Des missiles tirés vers Israël, des frappes immédiates sur Beyrouth et un Liban au bord de l’embrasement, l’entrée en scène du Hezbollah fait basculer la guerre dans une dimension régionale explosive. Analyse d’une escalade aux conséquences majeures.
Par Sahby Mehalla
Photo : Houssam Shbaro / Anadolu via Getty Images.
Le Hezbollah a lancé dimanche plusieurs missiles depuis le Liban en direction d’Israël, deux jours seulement après les frappes menées par les États-Unis et l’État hébreu contre l’Iran. Cette offensive marque un tournant potentiel dans la guerre en cours, en élargissant le théâtre des opérations à un nouveau pays et en faisant peser une menace directe sur la stabilité déjà fragile du Liban.
Malgré l’affaiblissement significatif du mouvement chiite sous l’effet de frappes israéliennes quasi quotidiennes au cours de l’année écoulée, le Hezbollah demeure le principal relais stratégique de Téhéran dans la région et son acteur non étatique le plus puissant. L’armée israélienne a indiqué avoir mené, dans la nuit de dimanche à lundi, une frappe ciblée contre des cadres de haut rang du mouvement dans la région de Beyrouth, ainsi qu’une opération contre un responsable clé dans le sud du Liban.
Le Premier ministre libanais Nawaf Salam a condamné des tirs de roquettes qu’il a qualifiés « d'irréfléchis », après que le Hezbollah a revendiqué l’attaque en la présentant comme une riposte à la mort du guide suprême iranien Ali Khamenei. Dans le même temps, Tsahal a annoncé conduire des frappes de représailles sur le territoire libanais, y compris dans la capitale.
Selon l’armée israélienne, un projectile ayant franchi la frontière a été intercepté par l’aviation après le déclenchement des sirènes d’alerte dans plusieurs zones du nord d’Israël, tandis que d’autres sont tombés dans des secteurs non habités conformément aux protocoles militaires.

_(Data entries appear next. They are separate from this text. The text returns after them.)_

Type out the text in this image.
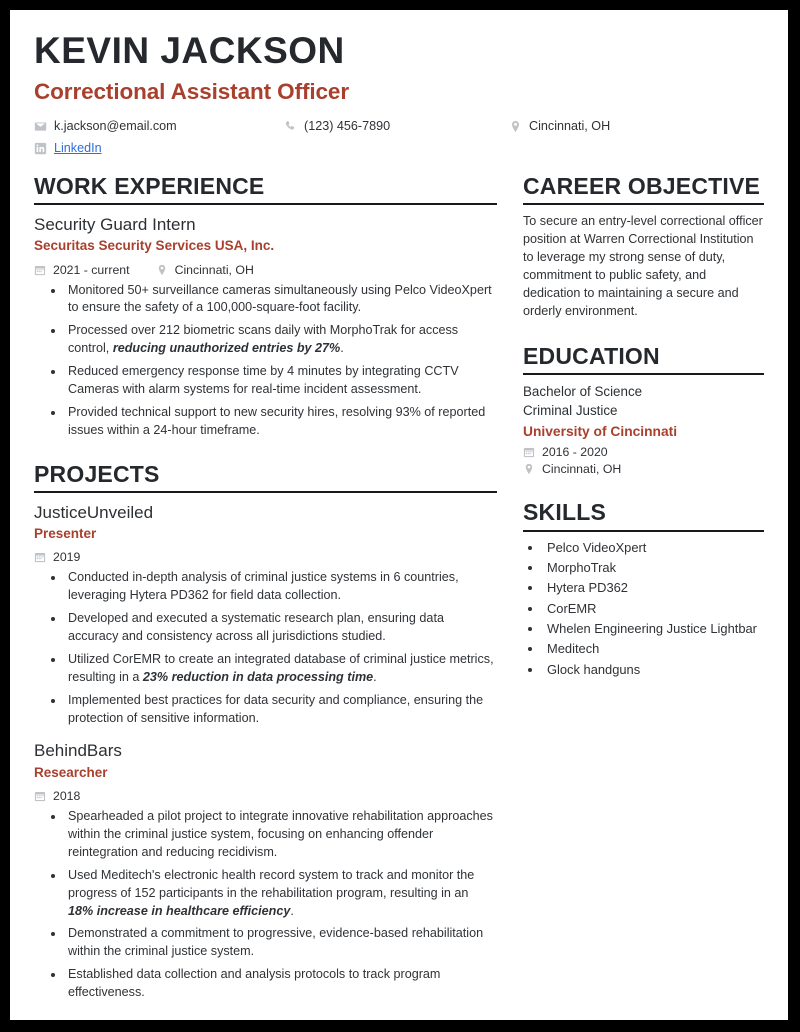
KEVIN JACKSON
Correctional Assistant Officer
k.jackson@email.com	(123) 456-7890	Cincinnati, OH
LinkedIn
WORK EXPERIENCE
Security Guard Intern
Securitas Security Services USA, Inc.
2021 - current	Cincinnati, OH
• Monitored 50+ surveillance cameras simultaneously using Pelco VideoXpert to ensure the safety of a 100,000-square-foot facility.
• Processed over 212 biometric scans daily with MorphoTrak for access control, reducing unauthorized entries by 27%.
• Reduced emergency response time by 4 minutes by integrating CCTV Cameras with alarm systems for real-time incident assessment.
• Provided technical support to new security hires, resolving 93% of reported issues within a 24-hour timeframe.
PROJECTS
JusticeUnveiled
Presenter
2019
• Conducted in-depth analysis of criminal justice systems in 6 countries, leveraging Hytera PD362 for field data collection.
• Developed and executed a systematic research plan, ensuring data accuracy and consistency across all jurisdictions studied.
• Utilized CorEMR to create an integrated database of criminal justice metrics, resulting in a 23% reduction in data processing time.
• Implemented best practices for data security and compliance, ensuring the protection of sensitive information.
BehindBars
Researcher
2018
• Spearheaded a pilot project to integrate innovative rehabilitation approaches within the criminal justice system, focusing on enhancing offender reintegration and reducing recidivism.
• Used Meditech's electronic health record system to track and monitor the progress of 152 participants in the rehabilitation program, resulting in an 18% increase in healthcare efficiency.
• Demonstrated a commitment to progressive, evidence-based rehabilitation within the criminal justice system.
• Established data collection and analysis protocols to track program effectiveness.
CAREER OBJECTIVE
To secure an entry-level correctional officer position at Warren Correctional Institution to leverage my strong sense of duty, commitment to public safety, and dedication to maintaining a secure and orderly environment.
EDUCATION
Bachelor of Science
Criminal Justice
University of Cincinnati
2016 - 2020
Cincinnati, OH
SKILLS
• Pelco VideoXpert
• MorphoTrak
• Hytera PD362
• CorEMR
• Whelen Engineering Justice Lightbar
• Meditech
• Glock handguns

Aucun blessé ni dégât n’était signalé dans l’immédiat.
Un porte-parole de Tsahal a affirmé que l’armée menait « des frappes puissantes contre des cibles de l’organisation terroriste Hezbollah à travers le Liban » en réponse aux tirs, ajoutant que l’État hébreu ne permettrait pas au mouvement de « constituer une menace pour les habitants du nord ». Il a précisé que les forces israéliennes se préparaient depuis longtemps à un scénario de guerre multi-fronts dans le cadre de l’opération « Roaring Lion » et qu’elles répondraient « avec force » à toute escalade.
De son côté, Nawaf Salam a mis en garde contre les conséquences internes d’une telle initiative, estimant qu’elle « met en danger la sécurité du Liban et fournit à Israël des prétextes pour poursuivre ses attaques ». Le chef du gouvernement a assuré que les autorités prendraient « toutes les mesures nécessaires » pour empêcher le pays d’être entraîné dans une nouvelle confrontation régionale.
En filigrane, cette séquence confirme les avertissements formulés ces derniers jours par Israël, qui avait prévenu en privé comme publiquement qu’une ouverture du front libanais entraînerait une riposte d’une ampleur exceptionnelle. L’embrasement simultané de plusieurs fronts constituerait un changement d’échelle majeur dans le conflit, avec des implications militaires, politiques et humanitaires pour l’ensemble du Moyen-Orient.